A l’issue de l’analyse de résultats obtenus, nous recommandons : simplification et clarification des procédures ; digitalisation des procédures douanières ; mise en place d’un guichet unique et décentralisation des services ; renforcement des contrôles internes et externes ; formation et motivation des agents douaniers ; sensibilisation des opérateurs économiques ; amélioration de l’infrastructure logistique
Mots-clés : Procédures d’enlèvement, DGDA, Béni, Faiblesses, Amélioration, Fluidité du commerce, Performance économique, Approche mixte, Analyse descriptive, Transparence, Infrastructure logistique
Abstract
This article is part of the ongoing reflection and reform regarding the removal procedures for goods. It aims to thoroughly analyze the removal procedures at the DGDA of Béni, identify their weaknesses, and propose concrete improvement strategies tailored to the local context. The main objective is to evaluate how these procedures influence trade fluidity and the economic performance of the region, while examining the regulatory and institutional mechanisms governing them.
To achieve our objectives, we employed a mixed-methods approach, combining quantitative and qualitative methods to better understand the removal procedures at the DGDA/Béni and assess their impact on local economic actors. Descriptive and analytical analysis was essential to explain current practices related to the removal of goods and to identify the strengths, weaknesses, and bottlenecks of the existing system.

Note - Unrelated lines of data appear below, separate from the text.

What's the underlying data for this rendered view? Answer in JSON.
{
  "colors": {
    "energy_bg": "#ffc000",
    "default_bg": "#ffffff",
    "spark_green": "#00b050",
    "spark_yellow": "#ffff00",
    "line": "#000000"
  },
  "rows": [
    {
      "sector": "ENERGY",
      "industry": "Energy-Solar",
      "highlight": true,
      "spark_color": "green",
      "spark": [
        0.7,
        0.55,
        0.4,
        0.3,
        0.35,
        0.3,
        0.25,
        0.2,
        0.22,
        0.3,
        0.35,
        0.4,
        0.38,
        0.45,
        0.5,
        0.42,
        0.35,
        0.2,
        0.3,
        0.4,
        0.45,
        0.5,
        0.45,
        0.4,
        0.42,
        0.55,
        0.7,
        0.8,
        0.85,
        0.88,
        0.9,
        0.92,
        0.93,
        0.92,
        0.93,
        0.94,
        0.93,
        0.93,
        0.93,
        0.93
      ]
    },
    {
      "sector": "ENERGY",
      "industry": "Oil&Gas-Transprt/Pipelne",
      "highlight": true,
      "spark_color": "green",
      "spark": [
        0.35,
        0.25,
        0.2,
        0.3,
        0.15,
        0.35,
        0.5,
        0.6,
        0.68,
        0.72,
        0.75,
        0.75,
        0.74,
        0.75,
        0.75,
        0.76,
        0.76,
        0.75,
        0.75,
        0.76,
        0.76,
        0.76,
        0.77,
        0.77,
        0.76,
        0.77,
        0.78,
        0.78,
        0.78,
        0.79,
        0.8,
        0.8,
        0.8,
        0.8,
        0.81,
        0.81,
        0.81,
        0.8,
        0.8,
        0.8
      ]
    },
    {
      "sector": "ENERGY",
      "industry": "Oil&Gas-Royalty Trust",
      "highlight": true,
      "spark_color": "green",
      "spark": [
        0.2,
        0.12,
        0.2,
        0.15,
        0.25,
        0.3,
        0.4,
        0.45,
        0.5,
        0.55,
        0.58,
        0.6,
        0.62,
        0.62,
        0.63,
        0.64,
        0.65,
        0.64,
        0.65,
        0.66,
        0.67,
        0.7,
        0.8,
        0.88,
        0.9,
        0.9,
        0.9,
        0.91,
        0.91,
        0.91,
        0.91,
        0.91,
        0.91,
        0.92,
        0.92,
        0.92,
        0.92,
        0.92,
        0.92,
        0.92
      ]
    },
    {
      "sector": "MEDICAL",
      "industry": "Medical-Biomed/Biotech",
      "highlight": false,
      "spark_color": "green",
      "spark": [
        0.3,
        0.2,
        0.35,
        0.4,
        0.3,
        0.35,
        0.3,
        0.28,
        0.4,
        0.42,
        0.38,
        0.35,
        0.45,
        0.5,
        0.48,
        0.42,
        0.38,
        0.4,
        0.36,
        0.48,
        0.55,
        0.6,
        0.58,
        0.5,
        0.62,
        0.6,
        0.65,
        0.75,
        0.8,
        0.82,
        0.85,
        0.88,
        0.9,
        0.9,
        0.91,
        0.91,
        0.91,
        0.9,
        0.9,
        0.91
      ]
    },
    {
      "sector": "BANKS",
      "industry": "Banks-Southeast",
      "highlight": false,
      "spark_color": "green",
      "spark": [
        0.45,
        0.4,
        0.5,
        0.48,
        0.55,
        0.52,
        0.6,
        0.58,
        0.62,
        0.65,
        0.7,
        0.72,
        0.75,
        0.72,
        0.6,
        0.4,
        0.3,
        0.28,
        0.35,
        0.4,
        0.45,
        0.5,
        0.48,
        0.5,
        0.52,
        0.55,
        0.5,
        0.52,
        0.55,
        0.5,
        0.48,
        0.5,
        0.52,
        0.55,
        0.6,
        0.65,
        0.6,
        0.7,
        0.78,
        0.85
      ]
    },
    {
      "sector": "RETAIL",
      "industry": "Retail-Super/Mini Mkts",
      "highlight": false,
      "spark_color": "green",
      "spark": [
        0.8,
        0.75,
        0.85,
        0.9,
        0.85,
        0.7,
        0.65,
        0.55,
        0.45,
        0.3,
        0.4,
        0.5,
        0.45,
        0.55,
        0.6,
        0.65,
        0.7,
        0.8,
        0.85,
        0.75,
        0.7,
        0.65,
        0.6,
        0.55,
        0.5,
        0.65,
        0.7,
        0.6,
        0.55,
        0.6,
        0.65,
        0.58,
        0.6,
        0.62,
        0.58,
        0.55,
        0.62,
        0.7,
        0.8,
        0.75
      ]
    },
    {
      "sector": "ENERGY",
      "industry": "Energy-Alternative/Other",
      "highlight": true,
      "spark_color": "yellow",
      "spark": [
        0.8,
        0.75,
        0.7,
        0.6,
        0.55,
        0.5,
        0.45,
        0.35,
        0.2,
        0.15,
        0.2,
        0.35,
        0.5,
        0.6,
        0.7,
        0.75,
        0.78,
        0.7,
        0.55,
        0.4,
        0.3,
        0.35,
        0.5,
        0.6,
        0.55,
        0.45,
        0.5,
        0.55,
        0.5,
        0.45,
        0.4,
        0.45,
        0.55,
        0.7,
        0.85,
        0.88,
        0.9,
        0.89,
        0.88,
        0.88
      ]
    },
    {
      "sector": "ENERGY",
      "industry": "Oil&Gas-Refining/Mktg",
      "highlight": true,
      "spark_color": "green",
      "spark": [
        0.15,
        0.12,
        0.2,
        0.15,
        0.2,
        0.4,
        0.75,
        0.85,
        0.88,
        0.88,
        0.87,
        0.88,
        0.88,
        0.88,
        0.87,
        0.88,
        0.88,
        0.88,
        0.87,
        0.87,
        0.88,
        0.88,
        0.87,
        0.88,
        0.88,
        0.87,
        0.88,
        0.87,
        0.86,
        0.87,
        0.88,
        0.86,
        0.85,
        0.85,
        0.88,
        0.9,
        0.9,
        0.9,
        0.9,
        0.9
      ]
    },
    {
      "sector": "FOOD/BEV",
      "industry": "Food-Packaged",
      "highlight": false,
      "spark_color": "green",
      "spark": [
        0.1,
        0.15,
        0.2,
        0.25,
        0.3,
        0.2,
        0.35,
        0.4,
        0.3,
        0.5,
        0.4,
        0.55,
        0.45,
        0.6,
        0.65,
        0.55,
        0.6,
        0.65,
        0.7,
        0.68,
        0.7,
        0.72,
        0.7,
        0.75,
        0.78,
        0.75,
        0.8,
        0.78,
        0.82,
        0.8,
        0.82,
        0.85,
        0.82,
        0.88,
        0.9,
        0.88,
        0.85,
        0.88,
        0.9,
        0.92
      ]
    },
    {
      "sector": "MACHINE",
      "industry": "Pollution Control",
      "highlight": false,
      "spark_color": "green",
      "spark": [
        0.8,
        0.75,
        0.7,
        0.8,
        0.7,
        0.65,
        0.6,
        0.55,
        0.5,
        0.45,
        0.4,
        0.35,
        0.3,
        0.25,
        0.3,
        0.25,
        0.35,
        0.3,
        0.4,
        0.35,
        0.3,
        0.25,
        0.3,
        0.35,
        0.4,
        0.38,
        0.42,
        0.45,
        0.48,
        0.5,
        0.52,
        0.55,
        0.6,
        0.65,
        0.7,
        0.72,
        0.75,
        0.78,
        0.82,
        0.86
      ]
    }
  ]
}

A total of 200 people were targeted for participation in the study, with the following results: 70% of respondents believe that the removal procedures are too lengthy and complex; the average removal time for goods at the DGDA/Béni is estimated at 10 working days after the customs declaration is submitted. However, these delays can extend up to 15 days or more in case of technical issues, additional verification, or administrative dysfunction; approximately 58% of importers reported having to make unjustified payments to expedite certain processes; only 25% of respondents acknowledged the transparency and predictability of the emergency removal procedure; nearly 65% of economic operators believe that DGDA agents are competent but lack technical resources and ongoing training to perform their duties effectively. Based on the analysis of the results obtained, we recommend: simplifying and clarifying procedures; digitizing customs processes; establishing a one-stop shop and decentralizing services; strengthening internal and external controls; training and motivating customs agents; raising awareness among economic operators; and improving logistical infrastructure.
Keywords : Removal Procedures, DGDA, Béni, Weaknesses, Improvement, Trade Fluidity, Economic Performance, Mixed Methods Approach, Descriptive Analysis, Transparency, Logistical Infrastructure
INTRODUCTION
L’enlèvement des marchandises représente une phase déterminante du processus douanier, tant sur le plan opérationnel que stratégique. Dans un contexte de mondialisation croissante des échanges commerciaux, les procédures douanières jouent un rôle clé dans la facilitation du commerce international, la sécurisation des frontières et la mobilisation des recettes publiques (Papier, 2014). En République Démocratique du Congo (RDC), et plus particulièrement dans la Ville de Béni, la Direction Générale des Douanes et Accises
(DGDA) est l’institution chargée de réguler l’entrée et la sortie des marchandises, de percevoir les droits et taxes à l’importation, mais également de garantir que les marchandises respectent les exigences réglementaires et sécuritaires nationales.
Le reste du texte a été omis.